The First activity of the Centre of Excellence on Maritime Security in Panama
United Nations Office on Drugs and Crime strengthens Maritime Security through its Global Container Control Program
Panama, November 15. The United Nations Office on Drugs and Crime (UNODC in its initials in English) and the National Customs Authority launched the first training of the new Centre of Excellence to strengthen maritime security in the region. This training focuses on improving inspection capacity of containers used by ports in Panama, in order to detect illicit cargo, such as: drugs, chemical precursors, weapons, endangered flora and fauna and intellectual property counterfeiting, among others. Always taking into consideration the concealment methods and sophisticated modus operandi used by organized crime nowadays.
Globalization creates countless opportunities for the world trade, and increases the production and consumption of goods in almost every corner of the world. Up to 90 percent of global cargo is transported by sea every year, and up to 420 million containers are intended to transport these goods from one country to another.

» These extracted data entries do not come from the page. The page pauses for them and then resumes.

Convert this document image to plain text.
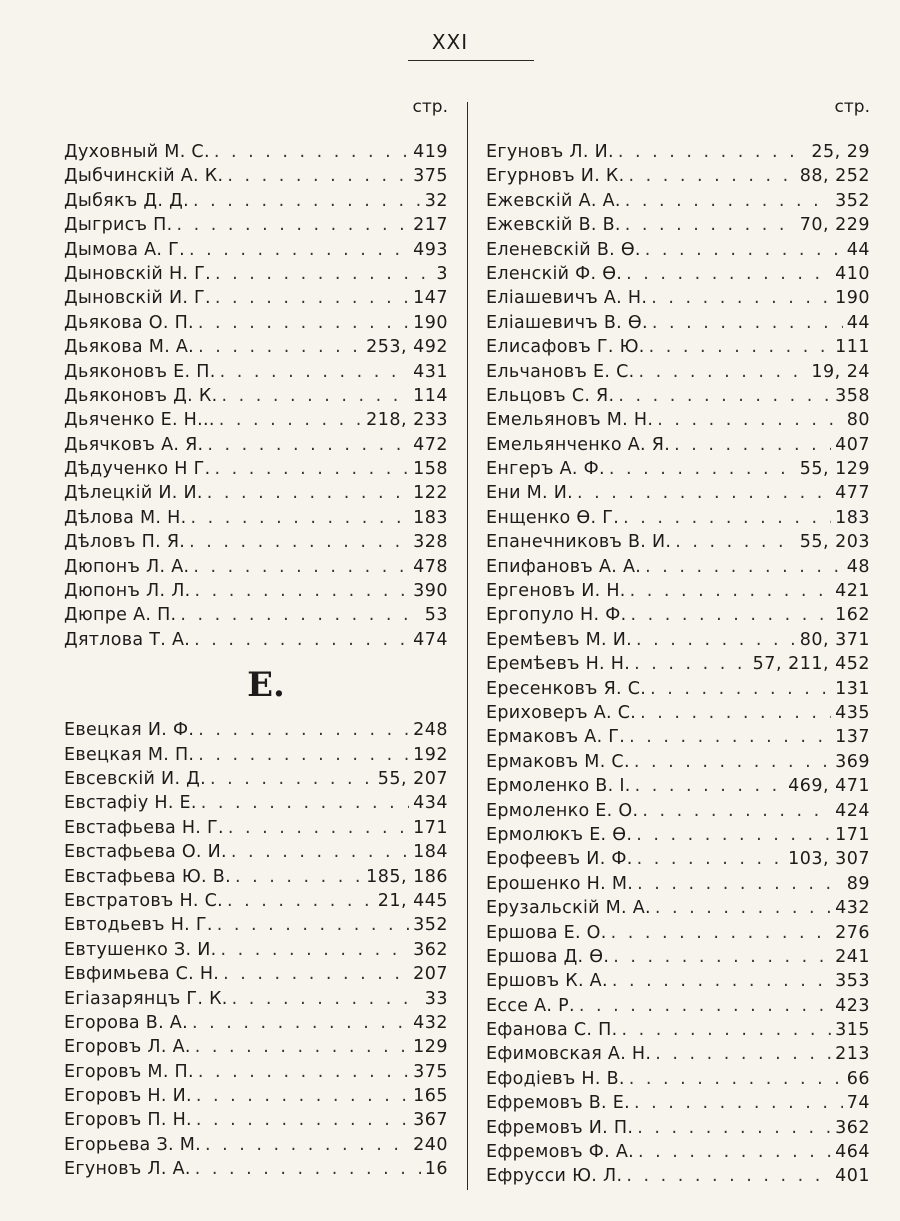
XXI
стр.
Духовный М. С. . . .	419
Дыбчинскій А. К. . . .	375
Дыбякъ Д. Д. . . .	32
Дыгрисъ П. . . .	217
Дымова А. Г. . . .	493
Дыновскій Н. Г. . . .	3
Дыновскій И. Г. . . .	147
Дьякова О. П. . . .	190
Дьякова М. А. . . .	253, 492
Дьяконовъ Е. П. . . .	431
Дьяконовъ Д. К. . . .	114
Дьяченко Е. Н... . . .	218, 233
Дьячковъ А. Я. . . .	472
Дѣдученко Н Г. . . .	158
Дѣлецкій И. И. . . .	122
Дѣлова М. Н. . . .	183
Дѣловъ П. Я. . . .	328
Дюпонъ Л. А. . . .	478
Дюпонъ Л. Л. . . .	390
Дюпре А. П. . . .	53
Дятлова Т. А. . . .	474
Е.
Евецкая И. Ф. . . .	248
Евецкая М. П. . . .	192
Евсевскій И. Д. . . .	55, 207
Евстафіу Н. Е. . . .	434
Евстафьева Н. Г. . . .	171
Евстафьева О. И. . . .	184
Евстафьева Ю. В. . . .	185, 186
Евстратовъ Н. С. . . .	21, 445
Евтодьевъ Н. Г. . . .	352
Евтушенко З. И. . . .	362
Евфимьева С. Н. . . .	207
Егіазарянцъ Г. К. . . .	33
Егорова В. А. . . .	432
Егоровъ Л. А. . . .	129
Егоровъ М. П. . . .	375
Егоровъ Н. И. . . .	165
Егоровъ П. Н. . . .	367
Егорьева З. М. . . .	240
Егуновъ Л. А. . . .	16
стр.
Егуновъ Л. И. . . .	25, 29
Егурновъ И. К. . . .	88, 252
Ежевскій А. А. . . .	352
Ежевскій В. В. . . .	70, 229
Еленевскій В. Ѳ. . . .	44
Еленскій Ф. Ѳ. . . .	410
Еліашевичъ А. Н. . . .	190
Еліашевичъ В. Ѳ. . . .	44
Елисафовъ Г. Ю. . . .	111
Ельчановъ Е. С. . . .	19, 24
Ельцовъ С. Я. . . .	358
Емельяновъ М. Н. . . .	80
Емельянченко А. Я. . . .	407
Енгеръ А. Ф. . . .	55, 129
Ени М. И. . . .	477
Енщенко Ѳ. Г. . . .	183
Епанечниковъ В. И. . . .	55, 203
Епифановъ А. А. . . .	48
Ергеновъ И. Н. . . .	421
Ергопуло Н. Ф. . . .	162
Еремѣевъ М. И. . . .	80, 371
Еремѣевъ Н. Н. . . .	57, 211, 452
Ересенковъ Я. С. . . .	131
Ериховеръ А. С. . . .	435
Ермаковъ А. Г. . . .	137
Ермаковъ М. С. . . .	369
Ермоленко В. І. . . .	469, 471
Ермоленко Е. О. . . .	424
Ермолюкъ Е. Ѳ. . . .	171
Ерофеевъ И. Ф. . . .	103, 307
Ерошенко Н. М. . . .	89
Ерузальскій М. А. . . .	432
Ершова Е. О. . . .	276
Ершова Д. Ѳ. . . .	241
Ершовъ К. А. . . .	353
Ессе А. Р. . . .	423
Ефанова С. П. . . .	315
Ефимовская А. Н. . . .	213
Ефодіевъ Н. В. . . .	66
Ефремовъ В. Е. . . .	74
Ефремовъ И. П. . . .	362
Ефремовъ Ф. А. . . .	464
Ефрусси Ю. Л. . . .	401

"World trade is mainly carried in containers, which means that these containers will be illegally used to transport unlawful goods," said Troels Vester, UNODC Regional Crime Prevention Adviser UNODC during his visit to the Manzanillo Port Terminal in Colón. "A deeper inspection of containers could prevent illicit goods from entering the country and departing towards North America and Europe", added Vester.
Improving technical inspection capacity of containers is of vital importance because more than 11 millions of these containers transit between ports and the Panama Canal every year. Ever since Panama joined the UNODC Global Container Program and The World Customs Organization in October 2009, the number of seizures of illicit goods concealed inside containers has increased considerably due to a better coordination between the government security institutions involved and an objective and scientific exchange of information with international authorities.

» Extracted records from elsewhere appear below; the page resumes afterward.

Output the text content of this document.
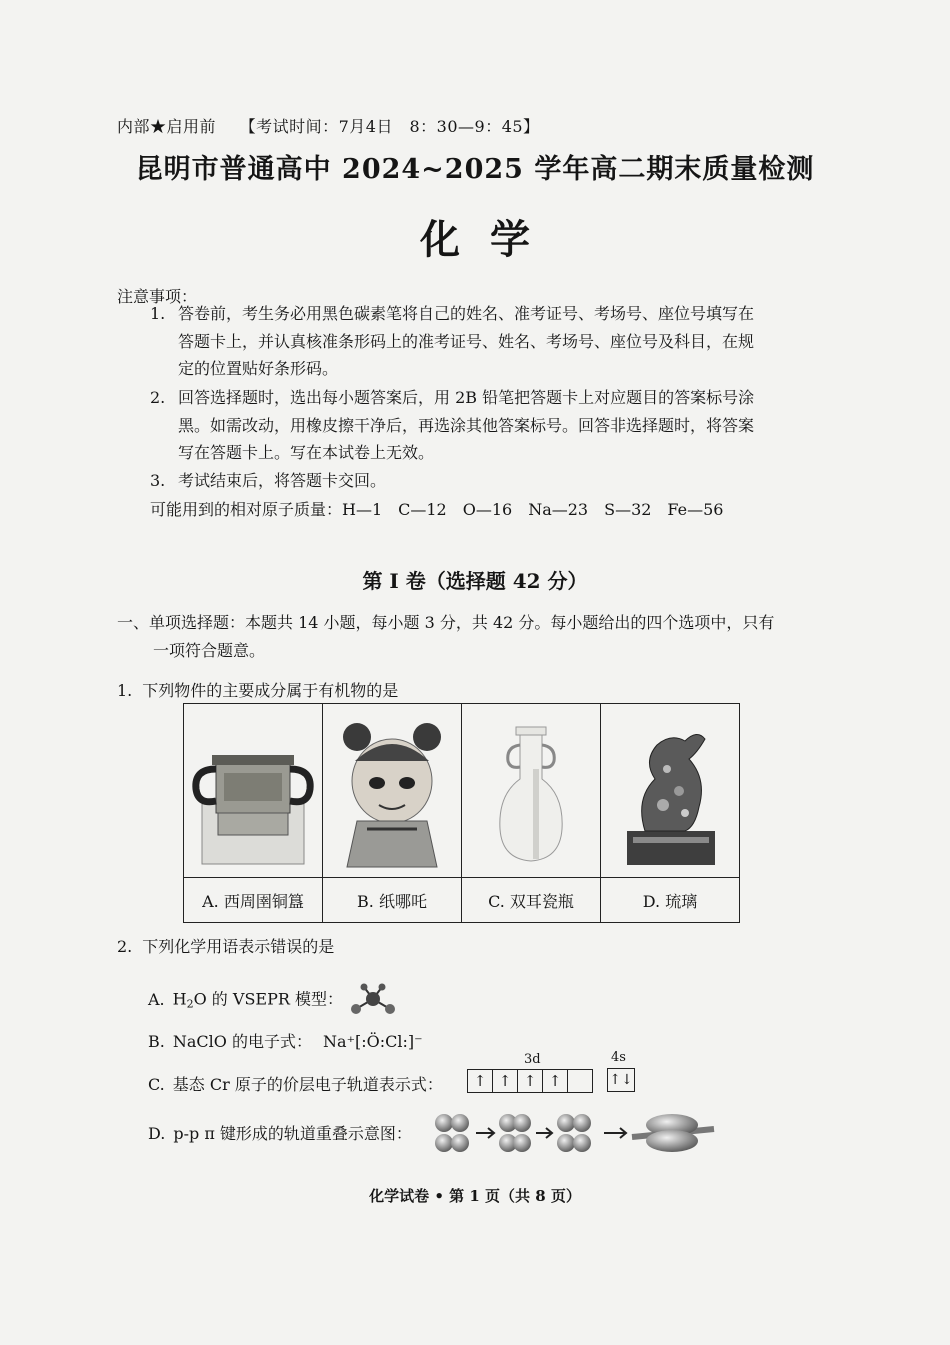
内部★启用前 【考试时间：7月4日　8：30—9：45】
昆明市普通高中 2024~2025 学年高二期末质量检测
化学
注意事项：
1. 答卷前，考生务必用黑色碳素笔将自己的姓名、准考证号、考场号、座位号填写在
答题卡上，并认真核准条形码上的准考证号、姓名、考场号、座位号及科目，在规
定的位置贴好条形码。
2. 回答选择题时，选出每小题答案后，用 2B 铅笔把答题卡上对应题目的答案标号涂
黑。如需改动，用橡皮擦干净后，再选涂其他答案标号。回答非选择题时，将答案
写在答题卡上。写在本试卷上无效。
3. 考试结束后，将答题卡交回。
可能用到的相对原子质量：H—1　C—12　O—16　Na—23　S—32　Fe—56
第 I 卷（选择题 42 分）
一、单项选择题：本题共 14 小题，每小题 3 分，共 42 分。每小题给出的四个选项中，只有
一项符合题意。
1. 下列物件的主要成分属于有机物的是

A. 西周圉铜簋	B. 纸哪吒	C. 双耳瓷瓶	D. 琉璃
2. 下列化学用语表示错误的是
A. $H_2O$ 的 VSEPR 模型：
B. NaClO 的电子式： Na⁺[:Ö:Cl:]⁻
C. 基态 Cr 原子的价层电子轨道表示式：
3d	4s
↑ ↑ ↑ ↑	↑↓
D. p-p π 键形成的轨道重叠示意图：
化学试卷 • 第 1 页（共 8 页）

The new Centre of Excellence will help to identify threats to maritime security and will have experts and facilities to provide training, data collection and analysis and will also provide advice on search and safety techniques, maritime seizures, trafficking in persons, handling of cargoes with hazardous and toxic substances.
The Centre of Excellence will become a support tool for the new approach of our office, which will benefit the countries of the region and the world, through the effective exchange of information, solution to technical security issues and first class training. All this with the support of the experts provided by UNODC.